Hope you’re having a nice weekend.
- PharmaGossip: Evidence-based medicine or marketing-based medicine? — The tactics used by the pharma industry to entrench its influence – whether with politicians, health groups or prescribers – have been hitting the headlines lately.
- Pervasive Weight Discrimination a Serious Health Risk — Authors Rebecca M. Puhl, Ph.D. and Chelsea A. Heuer, M.P.H. argue that despite decades of studies documenting weight stigma and discrimination toward obese people, these attitudes remain pervasive and their public health implications are still largely ignored. The authors write that “because weight stigma remains a socially acceptable form of bias, negative attitudes and stereotypes toward obese persons have been frequently reported by employers, coworkers, teachers, physicians, nurses, medical students, dietitians, psychologists, peers, friends, family members, and even among children as young as 3 years.”
- From madhouse to medication: MindHacks — If you’re based in the UK you can watch it on the BBC’s streaming service but I also notice that it has appeared on various public torrent servers. *cough* — It’s definitely a dissenters look at history as the professional commentators, such as psychiatrist Joanne Moncrieff and psychologist Rachel Perkins, hail from the most critical end of mental health.
- NIMH · Effectiveness of Long-term Use of Antipsychotic Medication to Treat Childhood Schizophrenia is Limited — according to the report here is would be more appropriate to say that the long-term use of antipsychotics is virtually useless at best and quite harmful and dangerous otherwise. Robert Findling, M.D., of Case Western Reserve University in Cleveland, and the TEOSS team reported that the participants’ treatment response tended to plateau during the follow-up, maintenance therapy period, such that most of the children did not improve beyond what they had already achieved during the initial eight weeks of treatment.
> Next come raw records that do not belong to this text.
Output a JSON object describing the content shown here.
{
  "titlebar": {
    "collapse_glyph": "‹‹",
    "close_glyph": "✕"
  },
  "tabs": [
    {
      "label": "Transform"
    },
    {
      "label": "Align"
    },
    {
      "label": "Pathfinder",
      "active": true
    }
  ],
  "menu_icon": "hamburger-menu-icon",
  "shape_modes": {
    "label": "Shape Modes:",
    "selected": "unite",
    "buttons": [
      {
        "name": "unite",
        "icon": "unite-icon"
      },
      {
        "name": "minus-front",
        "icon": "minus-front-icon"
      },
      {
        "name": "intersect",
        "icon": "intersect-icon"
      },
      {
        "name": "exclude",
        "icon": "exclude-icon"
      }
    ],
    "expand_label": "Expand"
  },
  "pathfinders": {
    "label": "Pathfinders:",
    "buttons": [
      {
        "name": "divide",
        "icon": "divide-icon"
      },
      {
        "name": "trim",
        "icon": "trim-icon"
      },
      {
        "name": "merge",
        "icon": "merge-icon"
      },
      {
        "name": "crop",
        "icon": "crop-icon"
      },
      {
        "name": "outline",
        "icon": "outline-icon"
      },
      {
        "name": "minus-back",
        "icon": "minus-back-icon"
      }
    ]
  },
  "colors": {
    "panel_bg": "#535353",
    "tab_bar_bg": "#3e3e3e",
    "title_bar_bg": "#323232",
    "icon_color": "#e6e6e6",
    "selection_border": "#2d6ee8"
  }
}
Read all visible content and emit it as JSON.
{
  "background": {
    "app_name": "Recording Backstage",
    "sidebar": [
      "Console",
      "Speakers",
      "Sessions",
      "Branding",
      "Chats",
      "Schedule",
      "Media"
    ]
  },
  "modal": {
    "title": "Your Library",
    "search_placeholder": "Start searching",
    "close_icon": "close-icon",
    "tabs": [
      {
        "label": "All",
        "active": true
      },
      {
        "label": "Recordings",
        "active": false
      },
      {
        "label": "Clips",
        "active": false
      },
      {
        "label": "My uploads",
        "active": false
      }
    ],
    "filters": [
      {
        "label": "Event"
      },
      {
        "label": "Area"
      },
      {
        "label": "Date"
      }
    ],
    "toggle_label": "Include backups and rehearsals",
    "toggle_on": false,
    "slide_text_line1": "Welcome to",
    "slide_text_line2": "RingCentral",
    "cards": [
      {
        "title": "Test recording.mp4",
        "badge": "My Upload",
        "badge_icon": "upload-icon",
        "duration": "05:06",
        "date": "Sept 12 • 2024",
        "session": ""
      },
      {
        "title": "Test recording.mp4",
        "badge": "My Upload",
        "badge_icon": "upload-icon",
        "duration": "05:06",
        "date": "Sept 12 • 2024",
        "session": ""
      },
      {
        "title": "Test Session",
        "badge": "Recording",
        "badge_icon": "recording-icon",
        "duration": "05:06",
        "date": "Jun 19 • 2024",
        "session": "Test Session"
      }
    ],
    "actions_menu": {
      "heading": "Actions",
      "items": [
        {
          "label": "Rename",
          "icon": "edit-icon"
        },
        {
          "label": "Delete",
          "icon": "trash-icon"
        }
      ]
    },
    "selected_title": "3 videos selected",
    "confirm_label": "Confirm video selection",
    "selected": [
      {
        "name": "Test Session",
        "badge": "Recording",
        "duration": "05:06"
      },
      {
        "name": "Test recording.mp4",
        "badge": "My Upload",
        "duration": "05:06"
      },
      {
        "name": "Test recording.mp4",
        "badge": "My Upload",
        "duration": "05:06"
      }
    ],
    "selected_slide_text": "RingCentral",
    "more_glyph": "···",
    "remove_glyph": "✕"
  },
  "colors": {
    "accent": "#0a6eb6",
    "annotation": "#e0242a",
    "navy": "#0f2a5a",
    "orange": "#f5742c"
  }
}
In addition, most discontinued treatment during the maintenance phase, most commonly due to side effects such as weight gain, anxiety, increases in cholesterol levels, and other metabolic changes, regardless of which treatment they were receiving. None of the three medications appeared to be more effective than the others.
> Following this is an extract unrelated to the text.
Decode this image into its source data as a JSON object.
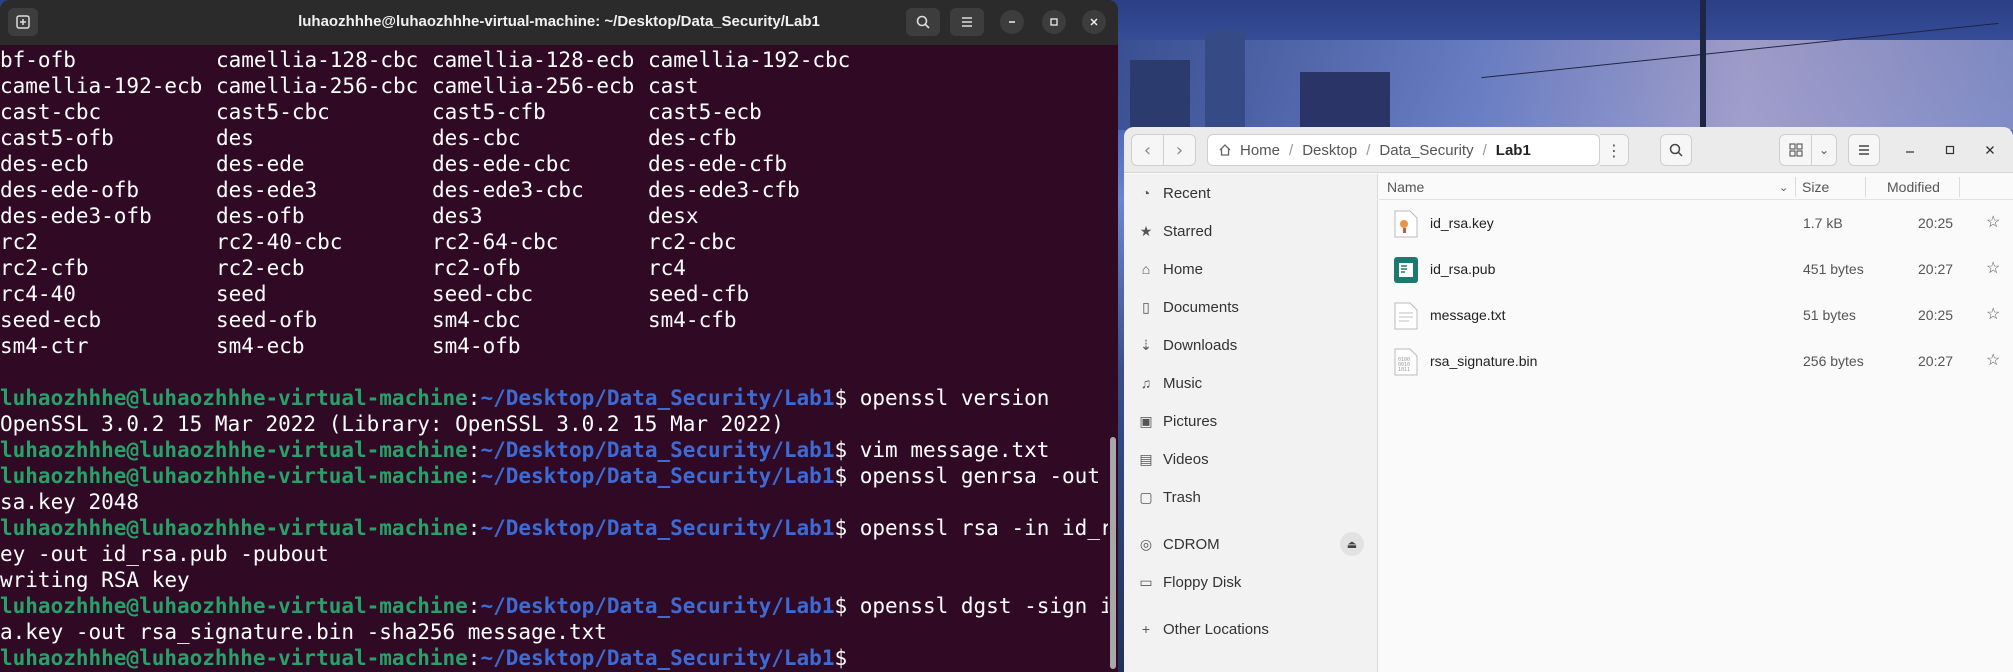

- An Addiction Expert Reveals a Drug Habit – Well Blog – NYTimes.com — All addicts rationalize their drug use. I go as far as to say it crosses over into legally prescribed drugs too. We live in a drug culture whether they are legal or illicit often seems pretty insignificant from where I stand. Clinton B. McCracken of Baltimore is a biomedical scientist who built a career exploring the neuroscience of addiction. He writes that his experience serves as a cautionary tale for highly educated professionals, particularly health care workers, who may “intellectualize their drug use.” As he explains, their own intelligence and expertise about addiction leads them to overestimate their ability to stay in control of a drug habit.